Ancak ABD'de ve tabii ki Avrupa'da, Çin ile anlaşmayı savunanlar da az değil. G7 ve G20 arasında ABD ve Çin’den oluşan “G2” fikrini öne sürenler var. Nitekim tarihçi Adam Tur, “Çin'in tarihsel yükselişine uyum” çağrısında bulundu. Siyaset bilimci Graham Allison, “Asya'daki Çin etkisinin” kabul edilmesi çağrısında bulundu. Ancak olumsuz dalga da artıyor. Tufts Üniversitesi'nde siyaset bilimi profesörü Michael Buckley, “hayati çıkarların çatıştığına ve iki ülkenin sistemlerinde bunun güçlü köklere sahip olduğuna, güç dengesinde büyük bir değişiklik olmadan düşmanlığın azaltılamayacağına, düşmanlığın iki tarafın birbirini yanlış anlamasından değil, birbirini iyi tanımasından kaynaklandığına” inanıyor. Dahası eski ulusal güvenlik danışman yardımcısı Matt Pottinger ve eski kongre üyesi Mike Gallagher Çin ile rekabeti yönetmeyi reddedip, Pekin ile çatışmacı bir söylem ve böylece “rekabeti kazanmayı” talep ediyorlar.

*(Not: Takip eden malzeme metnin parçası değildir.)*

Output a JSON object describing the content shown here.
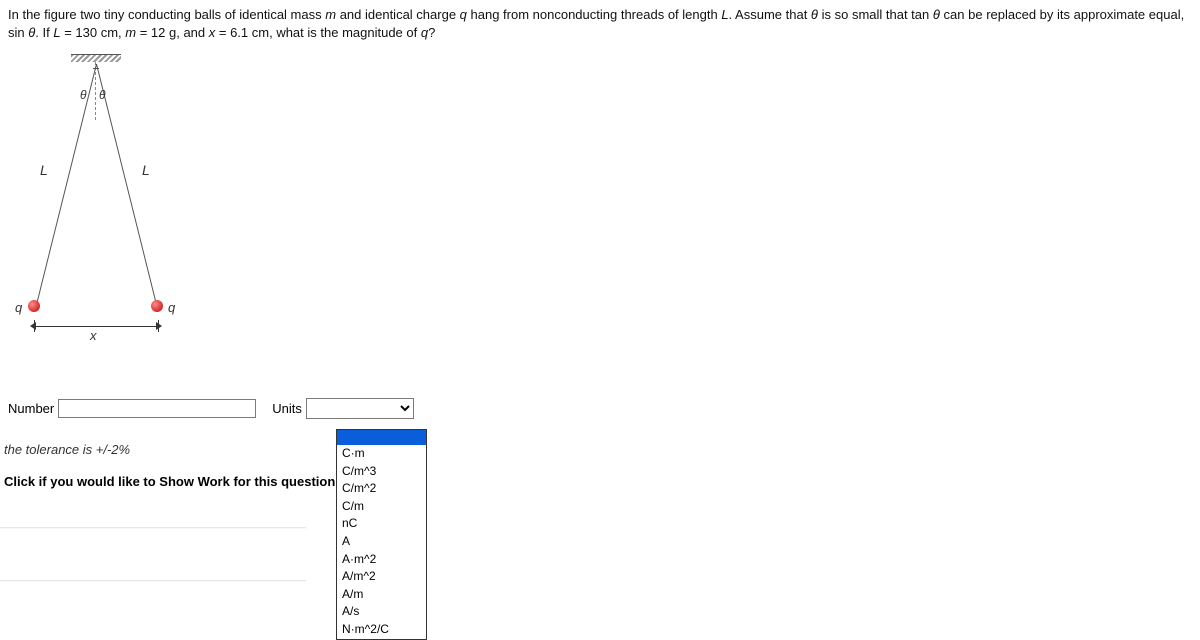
{
  "problem": {
    "text_parts": {
      "p1": "In the figure two tiny conducting balls of identical mass ",
      "m1": "m",
      "p2": " and identical charge ",
      "q1": "q",
      "p3": " hang from nonconducting threads of length ",
      "L1": "L",
      "p4": ". Assume that ",
      "th1": "θ",
      "p5": " is so small that tan ",
      "th2": "θ",
      "p6": " can be replaced by its approximate equal, sin ",
      "th3": "θ",
      "p7": ". If ",
      "L2": "L",
      "p8": " = 130 cm, ",
      "m2": "m",
      "p9": " = 12 g, and ",
      "x1": "x",
      "p10": " = 6.1 cm, what is the magnitude of ",
      "q2": "q",
      "p11": "?"
    }
  },
  "figure": {
    "theta_left": "θ",
    "theta_right": "θ",
    "L_left": "L",
    "L_right": "L",
    "q_left": "q",
    "q_right": "q",
    "x_label": "x"
  },
  "answer": {
    "number_label": "Number",
    "number_value": "",
    "units_label": "Units",
    "units_value": ""
  },
  "tolerance_text": "the tolerance is +/-2%",
  "show_work_text": "Click if you would like to Show Work for this question:",
  "units_options": [
    "",
    "C·m",
    "C/m^3",
    "C/m^2",
    "C/m",
    "nC",
    "A",
    "A·m^2",
    "A/m^2",
    "A/m",
    "A/s",
    "N·m^2/C"
  ]
}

Şi’ye gelince Çin'in yükselişte, ABD'nin ise düşüşte olduğuna inanıyor. Çin Komünist Partisi'nin 2021 yılında yayınlanan “100 Yıllık Resmi Tarihçe”sinde şu ifadelere yer verildi: “Çin, dünya sahnesinde merkeze eskisinden daha yakın. Kendi doğuşuna hiçbir zaman bugün olduğundan daha yakın olmamıştı.”  Şi'nin istediği, Çin ile savaşın üzerinde çok fazla duman görmek isteyen ABD ile “dumansız bir savaş” kazanmaktır. Gerçek şu ki her zaman soğuk savaş zihniyetinden uzaklaşma çağrısında bulunan Çin, ABD’ye karşı bir soğuk savaş başlattı. Şarku’l Avsat’ın Independent Arabia'dan aktardığı analize göre ABD'ye karşı koymak ve dünyadaki Amerikan hegemonyasını zayıflatmak için Rusya ile “sınırsız ortaklık” kurmayı tercih etti. Her ne kadar Çin, Kuşak ve Yol çerçevesinde yüzden fazla ülke ile anlaşmalar imzalamış olsa da Pew Vakfı'nın 2023 yılında tüm kıtalardan 24 ülkede yaptığı kamuoyu yoklaması, katılımcıların yüzde 22'sinin Çin'i tercih ettiğini, yüzde 60'ının ise ABD'ye olumlu baktığını ortaya koydu.

Oyun ikili bir oyun değil, üçlü bir oyun; Çin ve Rusya, ABD'ye karşı. Sıcak arena Ukrayna savaşı nedeniyle Avrupa, Gazze ve Lübnan savaşları nedeniyle de Ortadoğu ise ekonomik ve jeopolitik rekabetin soğuk arenası, Küresel Güney olarak adlandırılan bölgedir. Ama bu, Hindistan, Güney Afrika, Brezilya ve Endonezya gibi rolleri olan büyük ülkeleri içerdiğinden coğrafi olarak tamamen güneyli değil. Aynı zamanda İran, Türkiye ve İsrail gibi rolleri olan bölge ülkelerini de içeriyor.

Hiç kimse bir soğuk savaşı tamamen kazanamaz. İlk soğuk savaş bile bir ölü ve bir yaralı ile sona erdi. Zafer coşkusu ve “tarihin sonu” konuşmalarının ardından yaşanan olayların da doğruladığı gibi, ölen Sovyetler Birliği, yaralı ise ABD’deydi.

*Bu analiz Şarku’l Avsat tarafından Independent Arabia'dan çevrilmiştir.